Critically, there will be more issues of accountability and trust. The quality of the data currently being used to make decisions is also in the spotlight. We know from bitter experience that it is all too often incomplete, biased, poor quality, and out of date.

The need for government reform

For decades, government’s data practices have suited the tactical needs of departments and agencies rather than doing the hard work of creating public-facing, canonical registers of data, controlled by registrars with responsibility to parliament.

These canonical registers and the training data they can provide are the basis for successful AI in government, and their adoption was government policy just a few years ago. This policy presents some simple challenges – like forcing the departments for education and business to use the same list of universities rather than each using its own. Other challenges are much harder – such as finally making Companies House the canonical record for businesses, and compelling HMRC to use the same data.

Yet in the recent Digital Economy Bill, despite much concern from us and many others close to the issue, the government attempted to give the civil service widespread powers to share data and thus worsen the already poor state of data integrity. And the minister responsible? Why, the same one responsible for the recent AI fund and ethics commission.
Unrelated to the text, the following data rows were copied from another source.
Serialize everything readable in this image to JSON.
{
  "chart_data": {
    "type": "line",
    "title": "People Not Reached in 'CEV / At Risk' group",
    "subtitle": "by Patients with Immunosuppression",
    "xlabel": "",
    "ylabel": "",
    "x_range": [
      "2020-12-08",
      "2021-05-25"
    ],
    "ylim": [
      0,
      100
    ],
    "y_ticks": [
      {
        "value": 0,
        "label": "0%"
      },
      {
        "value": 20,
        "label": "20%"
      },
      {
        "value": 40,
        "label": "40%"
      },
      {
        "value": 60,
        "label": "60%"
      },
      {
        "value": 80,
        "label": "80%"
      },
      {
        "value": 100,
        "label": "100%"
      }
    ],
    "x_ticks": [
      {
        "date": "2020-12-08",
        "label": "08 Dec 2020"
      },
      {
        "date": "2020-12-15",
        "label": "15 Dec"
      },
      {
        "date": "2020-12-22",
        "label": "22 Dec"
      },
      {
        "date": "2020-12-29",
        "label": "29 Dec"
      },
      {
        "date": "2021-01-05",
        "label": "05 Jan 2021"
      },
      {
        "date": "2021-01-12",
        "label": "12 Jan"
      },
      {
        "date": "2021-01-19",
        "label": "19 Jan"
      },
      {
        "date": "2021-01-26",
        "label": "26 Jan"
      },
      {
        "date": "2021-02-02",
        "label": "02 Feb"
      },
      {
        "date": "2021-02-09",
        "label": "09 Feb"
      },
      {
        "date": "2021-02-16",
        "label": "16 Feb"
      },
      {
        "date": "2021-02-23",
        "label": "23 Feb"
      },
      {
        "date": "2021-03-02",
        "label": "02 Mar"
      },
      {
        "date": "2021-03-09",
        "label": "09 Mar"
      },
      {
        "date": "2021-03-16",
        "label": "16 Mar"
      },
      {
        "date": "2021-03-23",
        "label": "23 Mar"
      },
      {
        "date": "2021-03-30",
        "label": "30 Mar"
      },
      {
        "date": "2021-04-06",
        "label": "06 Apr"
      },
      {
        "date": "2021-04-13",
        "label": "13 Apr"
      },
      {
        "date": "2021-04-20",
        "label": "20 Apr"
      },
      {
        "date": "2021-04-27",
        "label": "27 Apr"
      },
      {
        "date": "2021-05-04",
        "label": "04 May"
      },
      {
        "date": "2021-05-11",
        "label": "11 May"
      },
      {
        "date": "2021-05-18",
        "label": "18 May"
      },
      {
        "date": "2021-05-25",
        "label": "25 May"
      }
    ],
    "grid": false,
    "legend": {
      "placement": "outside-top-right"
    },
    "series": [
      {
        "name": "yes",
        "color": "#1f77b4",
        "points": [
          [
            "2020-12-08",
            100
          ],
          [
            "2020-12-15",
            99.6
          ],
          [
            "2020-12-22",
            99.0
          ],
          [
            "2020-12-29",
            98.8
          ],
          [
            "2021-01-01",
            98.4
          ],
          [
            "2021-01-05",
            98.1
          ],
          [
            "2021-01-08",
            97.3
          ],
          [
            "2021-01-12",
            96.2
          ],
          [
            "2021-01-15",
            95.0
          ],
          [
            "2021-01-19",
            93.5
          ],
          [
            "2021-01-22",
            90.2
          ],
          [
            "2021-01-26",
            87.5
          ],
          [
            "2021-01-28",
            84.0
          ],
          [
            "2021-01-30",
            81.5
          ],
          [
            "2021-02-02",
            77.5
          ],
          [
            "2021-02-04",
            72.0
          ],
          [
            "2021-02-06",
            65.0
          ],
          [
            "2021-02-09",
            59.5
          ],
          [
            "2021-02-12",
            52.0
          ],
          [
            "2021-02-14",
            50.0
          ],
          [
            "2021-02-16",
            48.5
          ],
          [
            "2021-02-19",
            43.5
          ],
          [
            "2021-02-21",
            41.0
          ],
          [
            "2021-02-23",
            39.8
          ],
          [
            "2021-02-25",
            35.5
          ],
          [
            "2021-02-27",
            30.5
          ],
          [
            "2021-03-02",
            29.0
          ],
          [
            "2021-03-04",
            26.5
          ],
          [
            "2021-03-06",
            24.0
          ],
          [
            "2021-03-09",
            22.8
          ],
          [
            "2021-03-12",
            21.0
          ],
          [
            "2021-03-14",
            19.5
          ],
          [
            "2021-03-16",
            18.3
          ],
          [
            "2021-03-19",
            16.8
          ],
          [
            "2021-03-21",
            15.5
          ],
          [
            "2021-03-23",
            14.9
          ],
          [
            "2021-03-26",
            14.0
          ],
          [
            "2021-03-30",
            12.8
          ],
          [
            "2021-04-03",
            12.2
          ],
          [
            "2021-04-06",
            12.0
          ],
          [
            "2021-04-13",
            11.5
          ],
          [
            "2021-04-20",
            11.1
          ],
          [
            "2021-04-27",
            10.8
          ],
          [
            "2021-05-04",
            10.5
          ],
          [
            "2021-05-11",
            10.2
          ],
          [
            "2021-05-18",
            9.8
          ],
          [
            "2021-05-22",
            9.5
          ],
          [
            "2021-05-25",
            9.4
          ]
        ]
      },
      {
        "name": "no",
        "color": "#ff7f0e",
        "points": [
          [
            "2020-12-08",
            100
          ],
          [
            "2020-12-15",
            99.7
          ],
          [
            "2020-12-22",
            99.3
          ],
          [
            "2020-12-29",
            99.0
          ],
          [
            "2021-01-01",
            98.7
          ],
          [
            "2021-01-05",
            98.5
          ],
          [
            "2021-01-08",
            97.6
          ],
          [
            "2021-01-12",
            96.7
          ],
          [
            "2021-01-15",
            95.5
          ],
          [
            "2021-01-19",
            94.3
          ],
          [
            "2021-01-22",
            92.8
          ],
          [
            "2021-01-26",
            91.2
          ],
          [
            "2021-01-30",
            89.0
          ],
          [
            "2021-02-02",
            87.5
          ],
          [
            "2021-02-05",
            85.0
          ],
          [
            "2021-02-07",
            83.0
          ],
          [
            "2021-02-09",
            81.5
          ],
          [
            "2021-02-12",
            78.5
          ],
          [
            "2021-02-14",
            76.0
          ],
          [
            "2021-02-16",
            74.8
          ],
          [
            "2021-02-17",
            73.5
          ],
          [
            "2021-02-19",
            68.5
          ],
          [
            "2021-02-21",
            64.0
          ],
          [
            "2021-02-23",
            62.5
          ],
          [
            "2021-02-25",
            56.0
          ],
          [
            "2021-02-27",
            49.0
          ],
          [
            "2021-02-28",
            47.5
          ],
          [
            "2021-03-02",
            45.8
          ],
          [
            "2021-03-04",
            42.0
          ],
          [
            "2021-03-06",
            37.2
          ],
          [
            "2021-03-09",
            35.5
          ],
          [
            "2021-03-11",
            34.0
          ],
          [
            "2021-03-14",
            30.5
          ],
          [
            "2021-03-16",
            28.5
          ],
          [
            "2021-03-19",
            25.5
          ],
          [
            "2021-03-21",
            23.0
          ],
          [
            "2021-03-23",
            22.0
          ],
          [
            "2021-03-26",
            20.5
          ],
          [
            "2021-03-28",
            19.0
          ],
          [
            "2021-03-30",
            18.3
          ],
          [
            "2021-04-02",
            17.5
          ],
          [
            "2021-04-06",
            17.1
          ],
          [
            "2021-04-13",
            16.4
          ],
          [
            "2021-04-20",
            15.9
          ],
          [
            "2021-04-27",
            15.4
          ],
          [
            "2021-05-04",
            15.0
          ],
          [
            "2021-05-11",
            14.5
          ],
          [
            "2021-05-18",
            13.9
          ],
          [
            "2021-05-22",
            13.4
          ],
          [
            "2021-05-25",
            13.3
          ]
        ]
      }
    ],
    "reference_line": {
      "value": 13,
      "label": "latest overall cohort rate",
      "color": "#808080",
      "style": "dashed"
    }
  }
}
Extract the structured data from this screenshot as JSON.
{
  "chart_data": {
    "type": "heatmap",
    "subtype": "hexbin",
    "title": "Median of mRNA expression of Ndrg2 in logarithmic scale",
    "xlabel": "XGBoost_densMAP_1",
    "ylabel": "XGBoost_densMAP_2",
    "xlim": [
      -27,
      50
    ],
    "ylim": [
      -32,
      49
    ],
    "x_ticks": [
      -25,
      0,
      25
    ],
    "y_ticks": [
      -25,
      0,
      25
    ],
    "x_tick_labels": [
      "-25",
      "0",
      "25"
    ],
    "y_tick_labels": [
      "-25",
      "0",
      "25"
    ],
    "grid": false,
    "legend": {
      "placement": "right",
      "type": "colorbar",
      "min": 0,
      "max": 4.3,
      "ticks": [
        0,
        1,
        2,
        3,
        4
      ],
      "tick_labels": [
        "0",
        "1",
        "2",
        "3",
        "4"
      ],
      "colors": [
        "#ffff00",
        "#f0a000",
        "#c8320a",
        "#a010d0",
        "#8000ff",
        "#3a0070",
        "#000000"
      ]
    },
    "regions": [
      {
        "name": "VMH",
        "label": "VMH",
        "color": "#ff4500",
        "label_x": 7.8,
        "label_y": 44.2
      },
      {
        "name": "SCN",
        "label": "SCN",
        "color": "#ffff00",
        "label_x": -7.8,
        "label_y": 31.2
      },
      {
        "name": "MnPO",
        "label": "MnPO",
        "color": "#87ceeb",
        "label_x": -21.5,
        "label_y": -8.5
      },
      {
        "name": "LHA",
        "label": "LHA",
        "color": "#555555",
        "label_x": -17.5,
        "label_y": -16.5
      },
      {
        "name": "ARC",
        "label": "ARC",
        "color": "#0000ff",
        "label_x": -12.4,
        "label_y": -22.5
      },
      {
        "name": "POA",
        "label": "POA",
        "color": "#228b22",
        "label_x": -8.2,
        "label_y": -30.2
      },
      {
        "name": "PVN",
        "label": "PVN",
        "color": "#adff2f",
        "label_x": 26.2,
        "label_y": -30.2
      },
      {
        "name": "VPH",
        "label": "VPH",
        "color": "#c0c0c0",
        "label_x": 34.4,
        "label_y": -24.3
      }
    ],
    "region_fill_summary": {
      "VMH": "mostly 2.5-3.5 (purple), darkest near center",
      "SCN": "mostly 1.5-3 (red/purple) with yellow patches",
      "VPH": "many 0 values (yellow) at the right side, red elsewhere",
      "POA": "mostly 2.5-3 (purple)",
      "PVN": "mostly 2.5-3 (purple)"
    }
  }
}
Demand-side outcomes are much more attractive than the detailed business of reforming the government, it seems.

The problem here is obvious: successful AI implementation rests on accurate and accessible training data, and to have that in the public realm requires substantial supply-side reform of government and an inevitable relegation of departments’ needs below the needs of the user.

For AI to work, we’re going to require a level of data literacy and quality that is unheralded in government, as well as genuine data scientists in the civil service on an equal level with the policymaking class. These reforms require political courage, attention to detail and, on occasion, some major changes to the machinery of government. And this machinery is covetously overseen by permanent secretaries, who are almost entirely dead set against such reforms.

Unless we have enlightened reform of our existing government system, the promise of AI-led improvements in public services and policy outcomes will remain elusive, and that will indeed be a tragedy of the Commons.